Kapolres Rokan Hulu AKBP Yusup Rahmanto langsung menyerahkan satu ekor satwa liar jenis macan dahan ini kepada BKSDA. Satwa tersebut diterima oleh Kepala Resort BKSDA Kampar, di halaman Mapolres Rohul, pada Rabu (28/3/2018).

Kapolres Rohul AKBP didampingi Kapolsek Kepenuhan Iptu Yani Marjoni dan Paur Humas, Ipda Nanang Pujiono mengungkapkan, macan dahan berhasil ditangkap oleh masyarakat saat memasuki kawasan pemukiman warga. Tepatnya di ‎rumah milik Namad, sekitar pukul 12.20 WIB.

‎"Kita menduga macan dahan ini datang dari hutan yang sudah dijadikan perkebunan sawit, mungkin mencari makan hingga memasuki pemukiman warga," imbuhnya.

Dijelaskannya, awal mula penangkapan satwa liar ini, Ucok Martin datang ke rumah Namad, dengan tujuan hendak mengambil daun sirih untuk obat.

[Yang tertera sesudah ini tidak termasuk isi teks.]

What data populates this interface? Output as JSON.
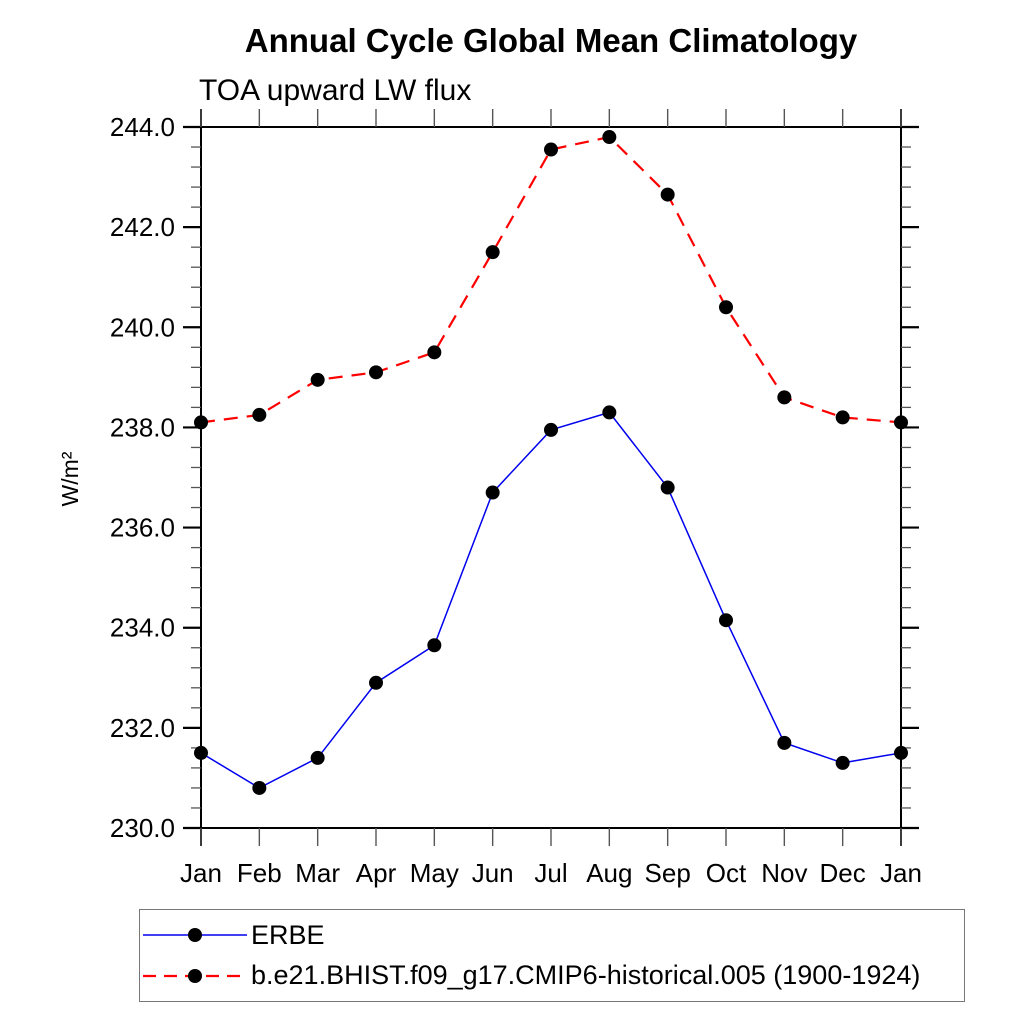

Kemudian, Ucok melihat macan, saat ia sedang duduk di bawah bangku belakang rumah Namad. Lalu ia memanggil Namad.

"Jadi Ucok mengira Bapak Namad ini memelihara harimau. Namun setelah ditanyakan ternyata Pak Namad tidak memeliharanya," terangnya.

Mendengar Ucok, Namad langsung menuju ke samping rumah dan melihat macan dahan tersebut merangkak masuk ke dalam onggokan kayu di samping sebelah kiri rumah. Yakni di kandang ayam. Namad langsung menutup pintu kandang ayam.

Setelah mengurung macan dahan di kandang ayam, diberitahu pihak desa dan Bhabinkamtibmas, yang selanjutnya diteruskan ke Kapolsek Kepenuhan.

Mendapat laporan tersebut, Kapolsek Kepenuhan menghubungi petugas BBKSDA Riau, untuk mengambil macan dahan. Sambil menunggu pihak BBKSDA, warga bersama Polsek Kepenuhan membuat kerangkeng dari besi agar mudah mengevakuasi macan.

‎"Pagi ini sudah kita serahkan ke BBKSDA Riau. Kita juga berterima kasih kepada masyarakat yang tidak mengambil tindakan untuk membunuh hewan liar. Walaupun membahayakan masyarakat," ucapnya.

Sementara itu, Salman Yasir, ‎Kepala Resort BKSDA Kampar menjelaskan, setelah diterima kemudian dilakukan pengecekan kesehatan oleh dokter hewan. "Akan kita lepaskan ke habitatnya kembali," ungkap Salman. (MTA)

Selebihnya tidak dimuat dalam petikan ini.